The answer is that Web 2.0 is not hype, because XML has already proven itself. Interoperability of data between disparate systems, both geographically and operating system-wise, has already happened. On Geoffrey Moore’s technology adoption curve, we’re up to the late-adopter phase.
XML caught on so quickly and is so universally embraced, because it doesn’t matter your religion, be it Linux/Open Source, Java/J2EE or Microsoft/.NET. It doesn’t matter your hardware. And it doesn’t matter where on the planet you happen to be. You can write program code that can interact with everyone else’s easily. XML has dealt with the IT-tower of babel. I can write a program here in NYC, which can easily tie together with programs written in China or Russia. I can have the same program interact with Amazon, Google, the company ERP or accounting system and programs written and hosted by consultants. And I’m not even a professional programmer, which gets to the revolution part of it. Object Oriented Programming (OOP) and separation of concerns revolutionized the professional programming and hardcore hacking circles, but it didn’t really impact the world like the Web itself. It’s like the Internet before the World Wide Web. It was there, but it wasn’t socially sweeping. It took the Web. And the Web was just basically hyperlinked text sitting on the Internet with browsers that let you view the text and follow the links. It’s anti-climatic compared to the OOP. Yet, it’s what made all the difference, because it made the benefit of the Internet accessible to a much wider audience.

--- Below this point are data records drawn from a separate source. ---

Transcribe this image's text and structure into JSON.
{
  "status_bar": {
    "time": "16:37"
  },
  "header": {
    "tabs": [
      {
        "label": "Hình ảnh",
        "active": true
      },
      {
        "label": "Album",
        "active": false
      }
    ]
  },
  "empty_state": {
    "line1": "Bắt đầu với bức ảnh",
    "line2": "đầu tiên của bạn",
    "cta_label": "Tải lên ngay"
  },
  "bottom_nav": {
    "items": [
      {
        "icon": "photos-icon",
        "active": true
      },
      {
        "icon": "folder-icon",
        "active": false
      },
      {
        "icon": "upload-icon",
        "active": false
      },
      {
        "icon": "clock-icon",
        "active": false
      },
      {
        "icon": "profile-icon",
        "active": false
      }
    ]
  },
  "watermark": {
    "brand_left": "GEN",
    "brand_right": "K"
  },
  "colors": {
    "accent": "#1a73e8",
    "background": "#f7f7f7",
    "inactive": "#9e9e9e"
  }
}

And that’s the way it is with Web 2.0. Any person with a Web browser can surf the net and pull up pages. If they’re eCommerce catalog pages with pricing, you can visually see the prices. But what about writing apps that go to all the eCommerce catalog pages that exist on the Internet for that product and pull down all the prices? A human could to it today with a little research and a lot of clicking. But machines can do the job much more efficiently. And they could do it over and over. So, a major part of Web 2.0 is automating what humans are already doing today on the Web. It’s about providing the facilities and techniques for automation.
Again, so why PR? Why is an industry that’s so concerned with human relationships into Web programming? Because just as the first days of the Web were about humans and their clicks (very PR-like), but is now going to automation, so goes the PR industry. Clicking and joining online discussion will always be a part of PR. But the automation will also be a part. What will really differentiate PR firms that will successfully be making the transition are those who can carry out the automation projects of PR 2.0.